If you don't mind that lines will be also sorted:

Code: Select all

sort -u input_file
But if it's a problem, here's cute awk one-liner I just found on Stack Overflow:

Code: Select all

awk '!_[$0]++' input_file
Greetings!

Posted: Fri 01 Mar 2013, 12:49
by vovchik
Dear guys,

This is pretty easy too:

Code: Select all

cat some.txt | sort | uniq
With kind regards,
vovchik

Posted: Fri 01 Mar 2013, 15:52
by amigo
I recently had the same problem and wrote something for it. But, I don't find it right now, so I've re-created it:

Code: Select all

#!/bin/bash
# uniq_no-sort
# print out uniq lines, but without sorting them

FILE=$1

OUT="$FILE.uniq"
: > $OUT

while read LINE ; do
	if ! [[ $(fgrep -q $LINE $OUT) ]] ; then
		echo $LINE >> $OUT
	fi
done < $FILE

Posted: Fri 01 Mar 2013, 16:28
by tallboy
Sorry, mistake, could not find a way to delete post.

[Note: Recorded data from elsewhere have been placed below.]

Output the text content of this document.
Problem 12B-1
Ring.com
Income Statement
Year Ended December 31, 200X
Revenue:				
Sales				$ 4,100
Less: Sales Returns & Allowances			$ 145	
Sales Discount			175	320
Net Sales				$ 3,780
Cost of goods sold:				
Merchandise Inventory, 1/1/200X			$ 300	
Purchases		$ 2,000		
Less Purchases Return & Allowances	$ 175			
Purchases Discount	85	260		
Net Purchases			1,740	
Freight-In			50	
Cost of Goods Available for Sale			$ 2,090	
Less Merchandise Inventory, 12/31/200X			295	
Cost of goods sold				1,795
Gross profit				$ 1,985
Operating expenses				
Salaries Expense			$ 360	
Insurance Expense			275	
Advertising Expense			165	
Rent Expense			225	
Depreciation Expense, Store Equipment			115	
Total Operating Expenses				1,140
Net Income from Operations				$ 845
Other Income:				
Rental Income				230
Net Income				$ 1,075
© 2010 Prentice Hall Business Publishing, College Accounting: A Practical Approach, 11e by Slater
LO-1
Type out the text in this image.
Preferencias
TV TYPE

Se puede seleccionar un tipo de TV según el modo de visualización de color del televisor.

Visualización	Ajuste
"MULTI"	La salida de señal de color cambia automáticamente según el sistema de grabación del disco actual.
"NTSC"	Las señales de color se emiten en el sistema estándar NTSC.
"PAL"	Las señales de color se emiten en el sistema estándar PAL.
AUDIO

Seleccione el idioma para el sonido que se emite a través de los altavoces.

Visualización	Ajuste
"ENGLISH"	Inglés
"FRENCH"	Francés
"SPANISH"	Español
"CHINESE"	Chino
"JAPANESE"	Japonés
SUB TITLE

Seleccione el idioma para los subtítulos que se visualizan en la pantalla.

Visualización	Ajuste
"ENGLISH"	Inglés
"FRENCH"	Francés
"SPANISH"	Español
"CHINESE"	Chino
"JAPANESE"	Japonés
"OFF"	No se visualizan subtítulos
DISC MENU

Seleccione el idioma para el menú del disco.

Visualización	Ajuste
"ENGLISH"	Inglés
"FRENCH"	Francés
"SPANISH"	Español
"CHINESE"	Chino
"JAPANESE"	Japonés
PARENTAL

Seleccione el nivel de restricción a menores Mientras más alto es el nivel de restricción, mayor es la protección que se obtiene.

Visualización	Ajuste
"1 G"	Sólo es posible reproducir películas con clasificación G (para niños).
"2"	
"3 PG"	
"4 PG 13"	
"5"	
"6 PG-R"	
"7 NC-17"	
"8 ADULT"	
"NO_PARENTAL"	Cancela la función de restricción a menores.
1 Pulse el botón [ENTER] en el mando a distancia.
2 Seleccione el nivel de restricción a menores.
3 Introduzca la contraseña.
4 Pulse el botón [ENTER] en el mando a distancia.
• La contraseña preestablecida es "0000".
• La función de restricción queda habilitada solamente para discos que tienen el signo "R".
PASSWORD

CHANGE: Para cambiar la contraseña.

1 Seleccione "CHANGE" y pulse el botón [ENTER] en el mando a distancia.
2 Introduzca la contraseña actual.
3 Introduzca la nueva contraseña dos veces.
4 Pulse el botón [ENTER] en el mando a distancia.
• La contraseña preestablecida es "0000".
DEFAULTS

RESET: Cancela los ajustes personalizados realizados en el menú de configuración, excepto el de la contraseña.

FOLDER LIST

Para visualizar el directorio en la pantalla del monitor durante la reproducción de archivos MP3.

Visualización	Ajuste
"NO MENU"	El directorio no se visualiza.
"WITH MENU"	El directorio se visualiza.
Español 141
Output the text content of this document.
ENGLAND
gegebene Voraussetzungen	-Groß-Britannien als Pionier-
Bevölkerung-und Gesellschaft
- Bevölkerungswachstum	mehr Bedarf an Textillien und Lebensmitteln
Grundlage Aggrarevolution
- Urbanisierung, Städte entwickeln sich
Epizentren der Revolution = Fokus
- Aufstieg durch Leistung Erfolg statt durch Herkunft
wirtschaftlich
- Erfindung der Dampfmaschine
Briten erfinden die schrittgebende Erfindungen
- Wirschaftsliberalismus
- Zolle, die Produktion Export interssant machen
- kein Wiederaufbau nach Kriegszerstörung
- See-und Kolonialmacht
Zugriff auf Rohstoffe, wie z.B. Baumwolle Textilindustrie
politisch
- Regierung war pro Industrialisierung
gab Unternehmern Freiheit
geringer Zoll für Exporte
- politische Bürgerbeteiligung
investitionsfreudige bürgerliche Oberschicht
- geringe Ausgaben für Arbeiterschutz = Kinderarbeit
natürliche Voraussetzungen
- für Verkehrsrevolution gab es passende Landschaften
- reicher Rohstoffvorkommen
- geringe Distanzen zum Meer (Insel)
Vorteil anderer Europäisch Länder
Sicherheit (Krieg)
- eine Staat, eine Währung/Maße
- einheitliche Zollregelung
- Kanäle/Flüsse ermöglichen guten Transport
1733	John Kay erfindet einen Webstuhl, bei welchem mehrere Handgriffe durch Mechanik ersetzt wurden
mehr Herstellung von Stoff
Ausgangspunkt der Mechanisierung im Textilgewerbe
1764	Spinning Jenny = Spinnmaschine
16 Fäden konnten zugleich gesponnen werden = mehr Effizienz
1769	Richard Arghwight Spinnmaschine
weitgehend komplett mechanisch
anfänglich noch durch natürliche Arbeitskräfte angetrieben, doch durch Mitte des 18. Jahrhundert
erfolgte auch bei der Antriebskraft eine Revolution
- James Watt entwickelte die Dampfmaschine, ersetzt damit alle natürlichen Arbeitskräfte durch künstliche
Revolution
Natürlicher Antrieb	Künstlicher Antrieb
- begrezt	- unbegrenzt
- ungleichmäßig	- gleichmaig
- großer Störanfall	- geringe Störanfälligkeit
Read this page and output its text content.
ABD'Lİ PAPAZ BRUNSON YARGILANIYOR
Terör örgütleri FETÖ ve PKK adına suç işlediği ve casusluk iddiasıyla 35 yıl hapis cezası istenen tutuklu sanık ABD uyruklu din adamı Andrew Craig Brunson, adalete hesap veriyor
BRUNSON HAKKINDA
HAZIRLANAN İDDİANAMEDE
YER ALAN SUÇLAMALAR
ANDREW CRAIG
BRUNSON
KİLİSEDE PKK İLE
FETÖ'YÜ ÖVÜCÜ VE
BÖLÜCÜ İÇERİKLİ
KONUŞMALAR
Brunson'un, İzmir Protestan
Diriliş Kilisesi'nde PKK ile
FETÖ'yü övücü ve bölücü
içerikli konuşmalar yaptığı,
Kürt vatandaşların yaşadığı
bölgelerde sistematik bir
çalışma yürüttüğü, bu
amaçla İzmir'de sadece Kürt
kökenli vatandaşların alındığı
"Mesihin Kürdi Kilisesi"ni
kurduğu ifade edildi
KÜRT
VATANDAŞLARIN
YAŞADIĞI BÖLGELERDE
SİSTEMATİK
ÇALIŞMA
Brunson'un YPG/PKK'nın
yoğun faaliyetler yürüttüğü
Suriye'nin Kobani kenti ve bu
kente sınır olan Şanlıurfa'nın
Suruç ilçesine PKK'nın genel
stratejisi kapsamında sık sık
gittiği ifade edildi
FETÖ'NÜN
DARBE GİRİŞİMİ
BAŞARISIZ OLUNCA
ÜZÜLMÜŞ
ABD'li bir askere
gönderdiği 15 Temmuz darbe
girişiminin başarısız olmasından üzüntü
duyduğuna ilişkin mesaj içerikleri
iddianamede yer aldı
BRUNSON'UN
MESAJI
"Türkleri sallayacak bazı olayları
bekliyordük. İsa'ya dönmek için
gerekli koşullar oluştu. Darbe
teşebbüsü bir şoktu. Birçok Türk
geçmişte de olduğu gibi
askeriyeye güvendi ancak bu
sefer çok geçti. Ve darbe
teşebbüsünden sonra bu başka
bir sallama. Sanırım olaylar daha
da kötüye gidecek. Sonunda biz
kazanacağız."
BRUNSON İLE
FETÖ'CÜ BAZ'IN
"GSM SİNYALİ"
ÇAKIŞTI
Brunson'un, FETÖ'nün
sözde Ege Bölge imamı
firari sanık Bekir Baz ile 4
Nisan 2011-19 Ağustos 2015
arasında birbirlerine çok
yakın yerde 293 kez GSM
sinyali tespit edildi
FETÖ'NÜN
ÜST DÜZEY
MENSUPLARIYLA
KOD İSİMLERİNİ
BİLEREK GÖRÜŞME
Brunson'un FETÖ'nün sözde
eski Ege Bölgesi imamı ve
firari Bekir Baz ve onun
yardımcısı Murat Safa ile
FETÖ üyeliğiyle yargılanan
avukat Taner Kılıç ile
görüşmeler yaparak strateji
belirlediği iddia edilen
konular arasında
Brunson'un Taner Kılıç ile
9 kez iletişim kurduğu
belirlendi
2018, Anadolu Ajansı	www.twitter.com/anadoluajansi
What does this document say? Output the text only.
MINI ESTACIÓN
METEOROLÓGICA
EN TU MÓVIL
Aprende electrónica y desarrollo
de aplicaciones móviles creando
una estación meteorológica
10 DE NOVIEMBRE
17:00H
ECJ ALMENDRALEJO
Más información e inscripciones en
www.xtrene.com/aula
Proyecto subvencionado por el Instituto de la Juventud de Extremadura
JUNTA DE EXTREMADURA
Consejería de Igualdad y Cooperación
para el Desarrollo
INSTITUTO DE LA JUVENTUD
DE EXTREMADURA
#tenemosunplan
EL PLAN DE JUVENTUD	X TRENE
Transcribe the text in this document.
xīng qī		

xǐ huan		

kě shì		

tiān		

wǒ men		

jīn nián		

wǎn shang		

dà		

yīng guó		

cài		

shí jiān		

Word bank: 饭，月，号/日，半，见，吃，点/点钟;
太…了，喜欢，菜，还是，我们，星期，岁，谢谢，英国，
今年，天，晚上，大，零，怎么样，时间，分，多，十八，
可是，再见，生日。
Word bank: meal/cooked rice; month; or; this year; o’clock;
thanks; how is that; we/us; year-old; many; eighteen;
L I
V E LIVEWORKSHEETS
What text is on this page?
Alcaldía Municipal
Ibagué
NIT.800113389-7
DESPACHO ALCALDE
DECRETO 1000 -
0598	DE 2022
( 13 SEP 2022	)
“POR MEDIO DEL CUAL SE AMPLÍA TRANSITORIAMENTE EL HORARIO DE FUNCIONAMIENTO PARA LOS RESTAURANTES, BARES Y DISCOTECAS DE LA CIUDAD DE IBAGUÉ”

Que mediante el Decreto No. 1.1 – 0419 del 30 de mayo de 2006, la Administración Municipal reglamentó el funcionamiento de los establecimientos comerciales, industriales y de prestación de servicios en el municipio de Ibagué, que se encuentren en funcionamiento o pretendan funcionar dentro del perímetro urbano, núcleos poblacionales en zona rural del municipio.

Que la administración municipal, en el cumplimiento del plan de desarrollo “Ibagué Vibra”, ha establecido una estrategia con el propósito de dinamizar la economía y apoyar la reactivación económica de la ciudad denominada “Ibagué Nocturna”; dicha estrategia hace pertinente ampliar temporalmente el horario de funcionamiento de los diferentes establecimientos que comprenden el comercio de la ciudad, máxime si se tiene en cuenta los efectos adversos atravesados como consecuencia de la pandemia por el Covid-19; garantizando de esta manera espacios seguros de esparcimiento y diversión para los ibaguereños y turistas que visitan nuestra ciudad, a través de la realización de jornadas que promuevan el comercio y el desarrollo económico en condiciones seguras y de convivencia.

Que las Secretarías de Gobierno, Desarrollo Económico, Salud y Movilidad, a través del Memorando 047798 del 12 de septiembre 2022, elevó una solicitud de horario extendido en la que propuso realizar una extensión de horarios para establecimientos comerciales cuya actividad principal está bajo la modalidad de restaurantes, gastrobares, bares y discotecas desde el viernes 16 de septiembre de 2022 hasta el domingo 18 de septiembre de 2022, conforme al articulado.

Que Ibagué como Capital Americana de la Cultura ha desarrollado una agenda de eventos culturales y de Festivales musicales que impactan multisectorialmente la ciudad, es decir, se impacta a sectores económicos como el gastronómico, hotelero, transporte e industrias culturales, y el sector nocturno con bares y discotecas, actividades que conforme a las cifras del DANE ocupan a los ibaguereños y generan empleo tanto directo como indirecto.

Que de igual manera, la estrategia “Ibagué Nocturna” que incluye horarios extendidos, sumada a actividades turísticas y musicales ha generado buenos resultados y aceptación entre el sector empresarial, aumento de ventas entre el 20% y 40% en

Posted: Fri 01 Mar 2013, 18:50
by GustavoYz
vovchik wrote:

Code: Select all

cat some.txt | sort | uniq
With kind regards,
vovchik
Cat isnt really needed:

Code: Select all

sort file.txt | uniq

Posted: Fri 01 Mar 2013, 22:17
by scsijon
Sorry folks, I wish it was that simple.

I have already sorted the list, that was when I relaized how many duplicates were in it.


consider this:


aaa
aba
ada
ad
aea
aea
aea
agd
agd
ased
ased
ased-ss
ased-ss<p

and on we go.

I want to remove all the duplicates found.

It's what happens when you need to rebuild a crashed component list from backups.

Posted: Fri 01 Mar 2013, 23:15
by Keef

Code: Select all

# cat list.txt 
aaa 
aba 
ada 
ad 
aea 
aea 
aea 
agd 
agd 
ased 
ased 
ased-ss 
ased-ss<p
# sort list.txt | uniq
aaa 
aba 
ad 
ada 
aea 
agd 
ased 
ased-ss 
ased-ss<p
# 
Seems to work for me....

Posted: Fri 01 Mar 2013, 23:59
by scsijon
sorry , vovchick, GustavoYz and Keef

yes it does, I must have done a typo the first time I tried it.

thanks all